POLİTİKA - 01 Kasım 2024 Cuma 15:33

Bakan Yerlikaya 10 aylık asayiş verilerini paylaştı

A
A
A
Bakan Yerlikaya 10 aylık asayiş verilerini paylaştı

İçişleri Bakanı Ali Yerlikaya, güvenlik güçlerinin 10 ayda Şanlıurfa’da yaptığı çalışmaların verilerini paylaştı.


Güvenlik ve Asayiş Toplantısı için Şanlıurfa’ya gelen İçişleri Bakanı Ali Yerlikaya, son 10 ayda polis ve jandarma ekiplerinin yaptığı çalışmaların verilerini paylaştı. Bu yüzyılın huzurun yüzyılı olmasıyla ilgili sözleri olduğunu belirten Bakan Yerlikaya, “Şanlıurfa’nın huzuru ile ilgili değerlendirmelerimizi arkadaşlarımızla birlikte yaptık. 2024’ün bu günlerine kadar, yani 1 ocaktan 31 ekim 2024 tarihine kadar geçen yılın aynı dönemine kadar kıyaslamalar yaptık. Nereden geldik, nereye gidiyoruz? Hedeflerimiz var çünkü. Türkiye’nin huzuru ve bu yüzyılın huzurun yüzyılı olmasıyla ilgili sözümüz var. Şanlıurfa’da emniyet ve jandarmamız kişilere karşı işlenen suçlarda bu 10 aylık dönemde olay sayılarını düşürmüş, aydınlatma, yani götürüp adalete teslim etmede yüzde 96,7 olduğunu görüyoruz. Yüne mal varlığına karşı işlenen suçları yüzde 24,7 düşürmüş, aydınlatma olayını ise şimdilik yüzde 71’in üzerine çıkartmış. Haklarında hapis cezası verilen yakalamalarla ilgili Şanlıurfa’daki güvenlik birimlerimiz geçen yıldan yüzde 34 artarak 2 bin 801’e ulaşmış. Bu da şimdilik çünkü arkadaşlarımız gerçekten hem kendi içlerinde, kendi dönemleriyle hem de diğer yerlerde aynı mesleği yapan arkadaşlarıyla büyük bir yarış halinde.

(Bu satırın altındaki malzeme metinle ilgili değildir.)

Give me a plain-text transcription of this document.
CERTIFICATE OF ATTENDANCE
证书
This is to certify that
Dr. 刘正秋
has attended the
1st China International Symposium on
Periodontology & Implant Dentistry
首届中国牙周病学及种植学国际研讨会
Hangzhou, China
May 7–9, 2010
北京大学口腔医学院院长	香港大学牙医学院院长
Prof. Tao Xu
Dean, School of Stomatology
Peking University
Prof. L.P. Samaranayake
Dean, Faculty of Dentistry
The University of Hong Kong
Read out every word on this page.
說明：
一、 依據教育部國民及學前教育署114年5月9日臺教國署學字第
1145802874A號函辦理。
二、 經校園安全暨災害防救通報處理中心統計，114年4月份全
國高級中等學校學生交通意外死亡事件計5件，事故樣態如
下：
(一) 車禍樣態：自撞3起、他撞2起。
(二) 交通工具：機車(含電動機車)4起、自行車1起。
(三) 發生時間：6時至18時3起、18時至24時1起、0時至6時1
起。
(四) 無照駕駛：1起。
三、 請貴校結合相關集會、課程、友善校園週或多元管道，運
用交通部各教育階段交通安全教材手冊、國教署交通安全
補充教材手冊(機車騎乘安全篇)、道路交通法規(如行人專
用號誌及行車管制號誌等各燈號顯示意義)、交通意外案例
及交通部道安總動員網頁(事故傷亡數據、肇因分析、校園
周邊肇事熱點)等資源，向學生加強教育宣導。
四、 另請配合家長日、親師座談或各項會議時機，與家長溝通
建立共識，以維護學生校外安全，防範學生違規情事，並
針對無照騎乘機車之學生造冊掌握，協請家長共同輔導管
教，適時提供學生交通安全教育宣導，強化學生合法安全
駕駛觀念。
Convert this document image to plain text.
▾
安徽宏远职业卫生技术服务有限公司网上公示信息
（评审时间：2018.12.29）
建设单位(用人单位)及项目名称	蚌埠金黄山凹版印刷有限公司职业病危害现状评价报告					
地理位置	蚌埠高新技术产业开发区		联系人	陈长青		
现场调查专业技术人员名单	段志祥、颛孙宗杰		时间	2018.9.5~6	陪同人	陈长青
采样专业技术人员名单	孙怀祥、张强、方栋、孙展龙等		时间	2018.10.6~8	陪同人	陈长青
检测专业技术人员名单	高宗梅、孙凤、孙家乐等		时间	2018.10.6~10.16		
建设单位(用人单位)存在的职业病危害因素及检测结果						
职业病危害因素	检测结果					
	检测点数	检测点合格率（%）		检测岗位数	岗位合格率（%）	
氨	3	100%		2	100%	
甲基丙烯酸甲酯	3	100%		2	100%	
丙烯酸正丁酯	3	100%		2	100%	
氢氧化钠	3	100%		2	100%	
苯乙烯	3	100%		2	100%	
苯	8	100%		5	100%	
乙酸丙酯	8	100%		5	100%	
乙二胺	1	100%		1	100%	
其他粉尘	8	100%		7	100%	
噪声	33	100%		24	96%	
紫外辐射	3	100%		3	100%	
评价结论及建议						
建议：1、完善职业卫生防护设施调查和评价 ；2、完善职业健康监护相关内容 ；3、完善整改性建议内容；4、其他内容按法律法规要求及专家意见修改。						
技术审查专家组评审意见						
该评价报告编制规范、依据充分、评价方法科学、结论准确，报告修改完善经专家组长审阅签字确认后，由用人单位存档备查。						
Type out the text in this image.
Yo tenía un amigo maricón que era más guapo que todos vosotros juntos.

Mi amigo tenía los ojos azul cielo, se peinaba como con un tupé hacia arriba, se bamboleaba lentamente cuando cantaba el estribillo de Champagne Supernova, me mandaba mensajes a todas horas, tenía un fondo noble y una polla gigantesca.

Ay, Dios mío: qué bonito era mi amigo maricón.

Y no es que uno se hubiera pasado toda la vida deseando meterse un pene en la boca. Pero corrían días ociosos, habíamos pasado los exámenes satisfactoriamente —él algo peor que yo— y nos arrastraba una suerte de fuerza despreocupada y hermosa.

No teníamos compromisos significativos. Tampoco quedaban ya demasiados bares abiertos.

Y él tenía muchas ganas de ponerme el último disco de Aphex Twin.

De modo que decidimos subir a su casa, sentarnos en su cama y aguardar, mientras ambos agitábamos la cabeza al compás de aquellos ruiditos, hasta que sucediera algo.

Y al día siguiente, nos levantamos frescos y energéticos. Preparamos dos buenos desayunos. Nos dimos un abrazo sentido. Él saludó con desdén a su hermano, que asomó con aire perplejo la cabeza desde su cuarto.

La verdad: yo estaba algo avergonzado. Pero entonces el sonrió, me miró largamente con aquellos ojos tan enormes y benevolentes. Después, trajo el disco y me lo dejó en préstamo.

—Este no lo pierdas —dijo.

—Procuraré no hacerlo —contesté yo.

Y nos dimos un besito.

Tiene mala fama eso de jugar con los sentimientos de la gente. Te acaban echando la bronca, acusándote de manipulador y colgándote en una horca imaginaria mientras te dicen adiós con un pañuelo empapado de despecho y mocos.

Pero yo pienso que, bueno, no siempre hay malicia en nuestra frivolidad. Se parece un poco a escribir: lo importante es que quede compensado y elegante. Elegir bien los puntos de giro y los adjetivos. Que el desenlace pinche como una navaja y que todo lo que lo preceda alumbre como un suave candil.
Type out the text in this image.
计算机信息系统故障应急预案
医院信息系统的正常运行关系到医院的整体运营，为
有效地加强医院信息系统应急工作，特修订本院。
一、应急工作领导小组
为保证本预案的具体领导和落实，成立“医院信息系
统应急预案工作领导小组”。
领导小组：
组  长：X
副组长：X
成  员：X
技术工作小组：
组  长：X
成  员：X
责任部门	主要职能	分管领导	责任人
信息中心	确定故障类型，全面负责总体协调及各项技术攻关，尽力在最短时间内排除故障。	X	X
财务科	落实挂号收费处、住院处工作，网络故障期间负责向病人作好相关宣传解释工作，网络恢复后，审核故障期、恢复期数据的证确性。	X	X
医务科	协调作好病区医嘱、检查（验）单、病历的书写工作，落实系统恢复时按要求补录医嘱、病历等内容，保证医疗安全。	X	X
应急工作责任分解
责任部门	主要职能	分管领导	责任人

Biz hapis yakalamalarla ilgili önlerindeki en büyük gücü bunu olarak görüyoruz” dedi.



Ruhsatsız silahlarla mücadele


Ruhsatsız silahlarla ilgili bir yasa önerileri olduğunu belirten Bakan Yerlikaya, “Ruhsatsız silahlarla ilgili 2 bin 874 yakalama olmuş. Bin 147 tabanca, 429 kurusıkı, 582 av tüfeği, 116 uzun namlulu silah olmak üzere toplam 2 bin 874 şahıs yakalanmış, 3 bin 8 kişiye de işlem yapılmış. Bu işi tamamen ortadan kaldırmak, caydırıcılığını arttırmak için bir yasa önerimiz var. İnşallah Gazi Meclisimizin takdirleriyle bu yürürlüğe girdiği zaman caydırıcılık bu noktada çok daha güçlü hale gelecektir. Organize suç örgütleriyle ilgili yine bu 10 aylık dönemde yapılan 31 operasyonda 25 tutuklu, 23 adli kontrol ve 6 organize suç örgütü çökertilmiş, adalete teslim edilmiştir. Hem emniyetimiz hem de jandarma ekiplerimizin bununla ilgili çalışmaları planlı ve projeli devam ediyor. Hiçbir zaman durmuyoruz. Biz şehir eşkıyalarına göz açtıramayız. Bu noktada Şanlıurfalı hemşehrilerim duydukları, bildikleri ne varsa, tıpkı uyuşturucuda olduğu gibi, tıpkı hapis yakalamada olduğu gibi, yani önleyicilikle ilgili topyekun mücadele etmek bizi daha güçlü kılar. Desteklerini esirgemesinler, söylesinler, biz gereğini yapalım” ifadelerini kullandı.



Terörün beli kırıldı


Şanlıurfa’da terör örgütleriyle mücadeleye devam edildiğini belirten Yerlikaya, “Yine terörle mücadelemizde kırsalda 650 operasyon, şehirde 268 operasyon, 102 tutuklu, 75 adli kontrol olduğunu ifade etmemiz lazım. Yine 10 ayda 95 terörist etkisiz hale getirildi. Yine FETÖ ile ilgili 36 operasyonda 7 tutuklu, 9 adli kontrol. Yine DEAŞ ile ilgili 76 operasyon, 47 tutuklu, 41 adli kontrol. Sol terör örgütleriyle ilgili 2 operasyon, 1 tutuklu olduğunu ifade etmek istiyorum. Böylelikle terörle ilgili 2 eylem, biri PKK, biri de DEAŞ olmak üzere Şanlıurfa güvenlik birimlerimizin kahramanca bu iki eylemi önlediklerini de ifade edelim” dedi.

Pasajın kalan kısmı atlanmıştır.